Should the federal law preempt state privacy laws?
- YES: “Preempting state laws should not mean weakening protections for consumers.” Those in favor of preemption argued that the federal law should/will be strong and robust enough to protect consumers without significant gap-filling by the states (referring to similarities with HIPAA and COPPA). Having a federal law that doesn’t preempt state laws creates the risk of some states going above and beyond the federal law, requiring all companies that operate in that economy to comply- again, just another patchwork of strong state laws against the backdrop of a weak federal law, with different expectations, rights, and compliance efforts across regions.
- NO: Those against preemption expressed concerns that all of the recent efforts by states to protect their consumers’ privacy rights (e.g., the CCPA in California, Illinois’s BIPA, Maine, Nevada, etc.) would be erased. As California Attorney General Xavier Becerra argued, the federal law should serve as “floor” rather than a “ceiling,” and create a privacy baseline on which states can provide more stringent data protection.
Should the federal law apply equally to all businesses that collect consumer data?
- YES: Several of the speakers agreed that the federal legislation should be “technology-neutral,” and apply equally to any company collecting personal data.

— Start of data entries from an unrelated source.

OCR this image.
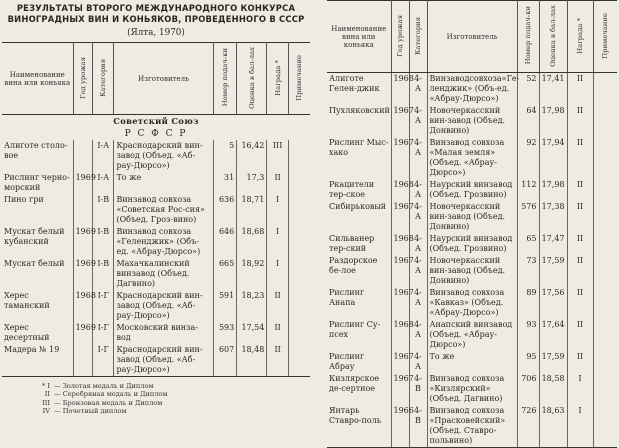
РЕЗУЛЬТАТЫ ВТОРОГО МЕЖДУНАРОДНОГО КОНКУРСА ВИНОГРАДНЫХ ВИН И КОНЬЯКОВ, ПРОВЕДЕННОГО В СССР
(Ялта, 1970)
Наименование вина или коньяка	Год урожая	Категория	Изготовитель	Номер подач-ки	Оценка в бал-лах	Награда *	Примечание
Советский Союз							
Р С Ф С Р							
Алиготе столо-вое		I-A	Краснодарский вин-завод (Объед. «Аб-рау-Дюрсо»)	5	16,42	III	
Рислинг черно-морский	1969	I-A	То же	31	17,3	II	
Пино гри		I-B	Винзавод совхоза «Советская Рос-сия» (Объед. Гроз-вино)	636	18,71	I	
Мускат белый кубанский	1969	I-B	Винзавод совхоза «Геленджик» (Объ-ед. «Абрау-Дюрсо»)	646	18,68	I	
Мускат белый	1969	I-B	Махачкалинский винзавод (Объед. Дагвино)	665	18,92	I	
Херес таманский	1968	I-Г	Краснодарский вин-завод (Объед. «Аб-рау-Дюрсо»)	591	18,23	II	
Херес десертный	1969	I-Г	Московский винза-вод	593	17,54	II	
Мадера № 19		I-Г	Краснодарский вин-завод (Объед. «Аб-рау-Дюрсо»)	607	18,48	II	
* I — Золотая медаль и Диплом
II — Серебряная медаль и Диплом
III — Бронзовая медаль и Диплом
IV — Почетный диплом
Наименование вина или коньяка	Год урожая	Категория	Изготовитель	Номер подач-ки	Оценка в бал-лах	Награда *	Примечание
Алиготе Гелен-джик	1968	4-A	Винзаводсовхоза«Ге-ленджик» (Объ-ед. «Абрау-Дюрсо»)	52	17,41	II	
Пухляковский	1967	4-A	Новочеркасский вин-завод (Объед. Донвино)	64	17,98	II	
Рислинг Мыс-хако	1967	4-A	Винзавод совхоза «Малая земля» (Объед. «Абрау-Дюрсо»)	92	17,94	II	
Ркацители тер-ское	1968	4-A	Наурский винзавод (Объед. Грозвино)	112	17,98	II	
Сибирьковый	1967	4-A	Новочеркасский вин-завод (Объед. Донвино)	576	17,38	II	
Сильванер тер-ский	1968	4-A	Наурский винзавод (Объед. Грозвино)	65	17,47	II	
Раздорское бе-лое	1967	4-A	Новочеркасский вин-завод (Объед. Донвино)	73	17,59	II	
Рислинг Анапа	1967	4-A	Винзавод совхоза «Кавказ» (Объед. «Абрау-Дюрсо»)	89	17,56	II	
Рислинг Су-псех	1968	4-A	Анапский винзавод (Объед. «Абрау-Дюрсо»)	93	17,64	II	
Рислинг Абрау	1967	4-A	То же	95	17,59	II	
Кизлярское де-сертное	1967	4-B	Винзавод совхоза «Кизлярский» (Объед. Дагвино)	706	18,58	I	
Янтарь Ставро-поль	1966	4-B	Винзавод совхоза «Прасковейский» (Объед. Ставро-польвино)	726	18,63	I	
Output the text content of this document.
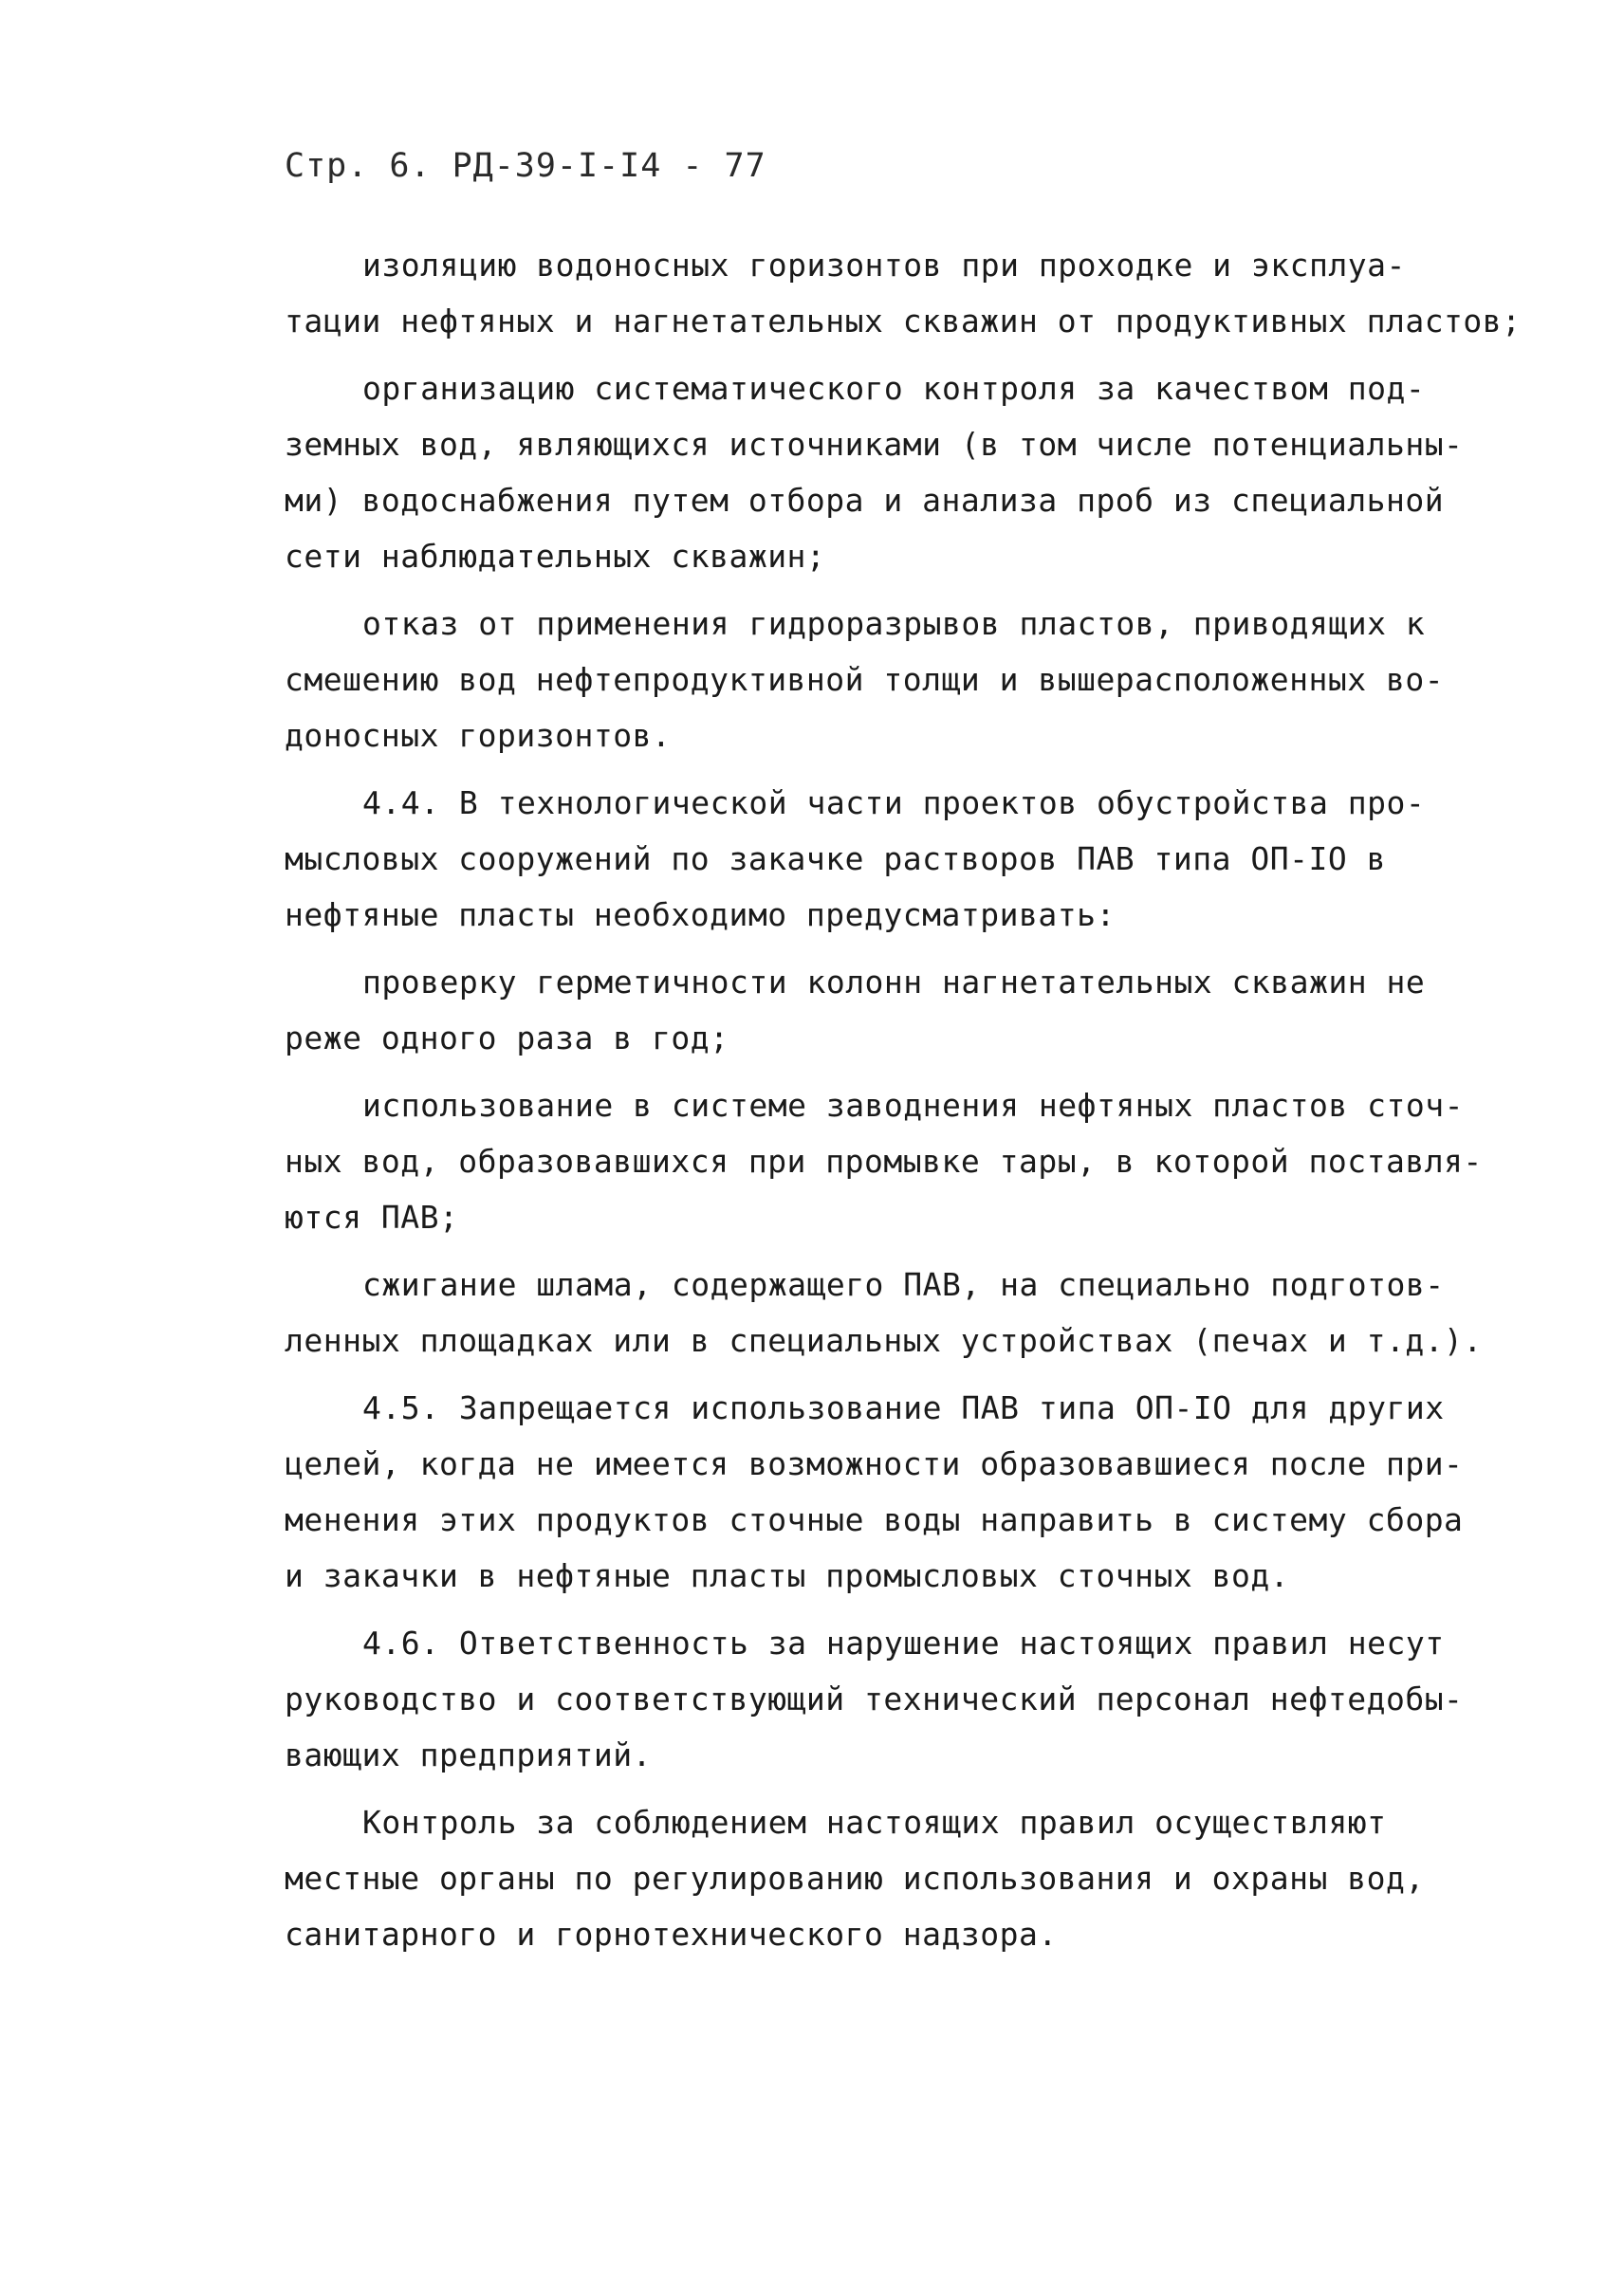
Стр. 6. РД-39-I-I4 - 77
изоляцию водоносных горизонтов при проходке и эксплуа-
тации нефтяных и нагнетательных скважин от продуктивных пластов;
организацию систематического контроля за качеством под-
земных вод, являющихся источниками (в том числе потенциальны-
ми) водоснабжения путем отбора и анализа проб из специальной
сети наблюдательных скважин;
отказ от применения гидроразрывов пластов, приводящих к
смешению вод нефтепродуктивной толщи и вышерасположенных во-
доносных горизонтов.
4.4. В технологической части проектов обустройства про-
мысловых сооружений по закачке растворов ПАВ типа ОП-IO в
нефтяные пласты необходимо предусматривать:
проверку герметичности колонн нагнетательных скважин не
реже одного раза в год;
использование в системе заводнения нефтяных пластов сточ-
ных вод, образовавшихся при промывке тары, в которой поставля-
ются ПАВ;
сжигание шлама, содержащего ПАВ, на специально подготов-
ленных площадках или в специальных устройствах (печах и т.д.).
4.5. Запрещается использование ПАВ типа ОП-IO для других
целей, когда не имеется возможности образовавшиеся после при-
менения этих продуктов сточные воды направить в систему сбора
и закачки в нефтяные пласты промысловых сточных вод.
4.6. Ответственность за нарушение настоящих правил несут
руководство и соответствующий технический персонал нефтедобы-
вающих предприятий.
Контроль за соблюдением настоящих правил осуществляют
местные органы по регулированию использования и охраны вод,
санитарного и горнотехнического надзора.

- NO: Those against a uniform application of the law argued that compliance is easier for larger or international companies, especially those which have already implemented steps and procedures to comply with the GDPR and CCPA. Small businesses and startups, on the other hand, may struggle with such implementation and may not be able to survive a potential violation and subsequent lawsuit. There should be distinctions for compliance based on company size, how much personal data the company collects and uses, and whether that data is particularly sensitive or risky.

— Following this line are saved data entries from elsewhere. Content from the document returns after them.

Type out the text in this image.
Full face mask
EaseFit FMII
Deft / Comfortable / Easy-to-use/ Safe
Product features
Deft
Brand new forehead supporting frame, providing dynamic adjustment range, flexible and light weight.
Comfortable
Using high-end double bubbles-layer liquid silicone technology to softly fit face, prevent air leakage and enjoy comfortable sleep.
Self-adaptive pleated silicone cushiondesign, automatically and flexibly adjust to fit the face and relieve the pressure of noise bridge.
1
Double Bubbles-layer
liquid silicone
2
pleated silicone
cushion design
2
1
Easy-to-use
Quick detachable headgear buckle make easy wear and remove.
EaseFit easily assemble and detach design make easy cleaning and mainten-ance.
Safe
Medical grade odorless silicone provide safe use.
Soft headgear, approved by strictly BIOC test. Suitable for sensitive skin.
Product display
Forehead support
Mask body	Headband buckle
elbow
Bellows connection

Other notable arguments made at the hearing that may impact the U.S.’s federal privacy response:
- As Senator Blumenthal (D-CT) noted, the late Supreme Court Justice Ruth Bader Ginsburg was a leader in the protection of privacy rights (citing her dissent in Spokeo v. Robbins). Several Committee members agreed with him that the new Supreme Court nominee should also be an advocate for increased consumer privacy.

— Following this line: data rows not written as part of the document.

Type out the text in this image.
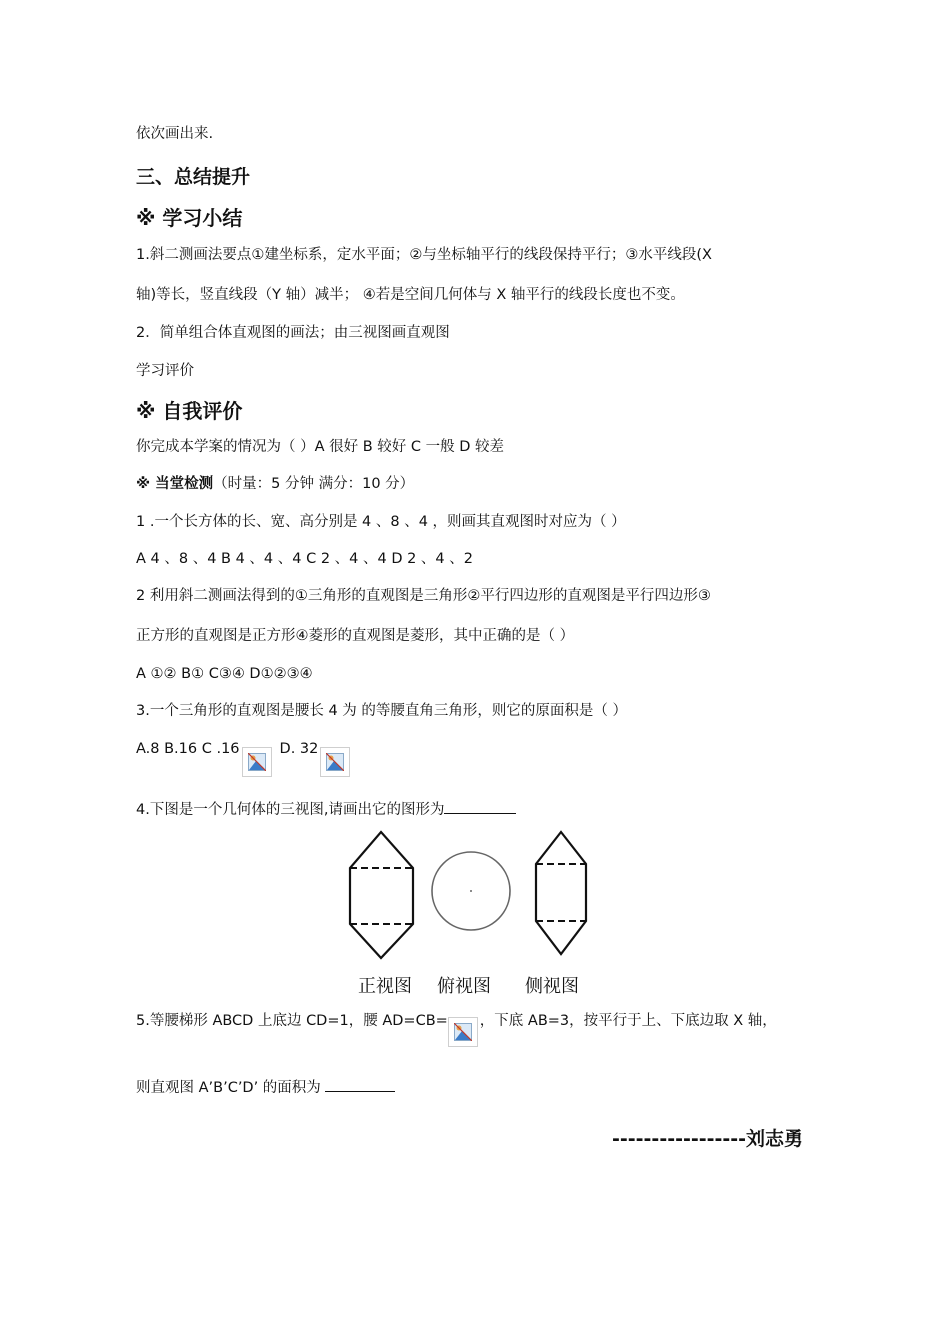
依次画出来.
三、总结提升
※ 学习小结
1.斜二测画法要点①建坐标系，定水平面；②与坐标轴平行的线段保持平行；③水平线段(X
轴)等长，竖直线段（Y 轴）减半； ④若是空间几何体与 X 轴平行的线段长度也不变。
2．简单组合体直观图的画法；由三视图画直观图
学习评价
※ 自我评价
你完成本学案的情况为（ ）A 很好 B 较好 C 一般 D 较差
※ 当堂检测（时量：5 分钟 满分：10 分）
1 .一个长方体的长、宽、高分别是 4 、8 、4 ，则画其直观图时对应为（ ）
A 4 、8 、4 B 4 、4 、4 C 2 、4 、4 D 2 、4 、2
2 利用斜二测画法得到的①三角形的直观图是三角形②平行四边形的直观图是平行四边形③
正方形的直观图是正方形④菱形的直观图是菱形，其中正确的是（ ）
A ①② B① C③④ D①②③④
3.一个三角形的直观图是腰长 4 为 的等腰直角三角形，则它的原面积是（ ）
A.8 B.16 C .16	D. 32
4.下图是一个几何体的三视图,请画出它的图形为
正视图 俯视图 侧视图
5.等腰梯形 ABCD 上底边 CD=1，腰 AD=CB= ，下底 AB=3，按平行于上、下底边取 X 轴，
则直观图 A’B’C’D’ 的面积为
-----------------刘志勇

- As a country, we need to address systemic inaccuracy and racial bias issues before making laws that allow for the use of biometric technologies in law enforcement (citing a NIST study that found that facial recognition tools found that Black, Brown, and Asian individuals were up to 100 times more likely to be misidentified than white male faces).
- We also need to address how to protect consumers from being manipulated by algorithms used by online platforms, and data filtering, which some argued is contributing to a growing polarization in the country.
The hearing left much to be discussed, but as the Committee Chairman, U.S. Senator Roger Wicker (R-Miss.), stated – we’re moving in the right direction. Members of the panel also noted that the SAFE DATA Act and the other proposed privacy bills share a lot of common ground, offering hope that a federal privacy law will be here sooner versus later.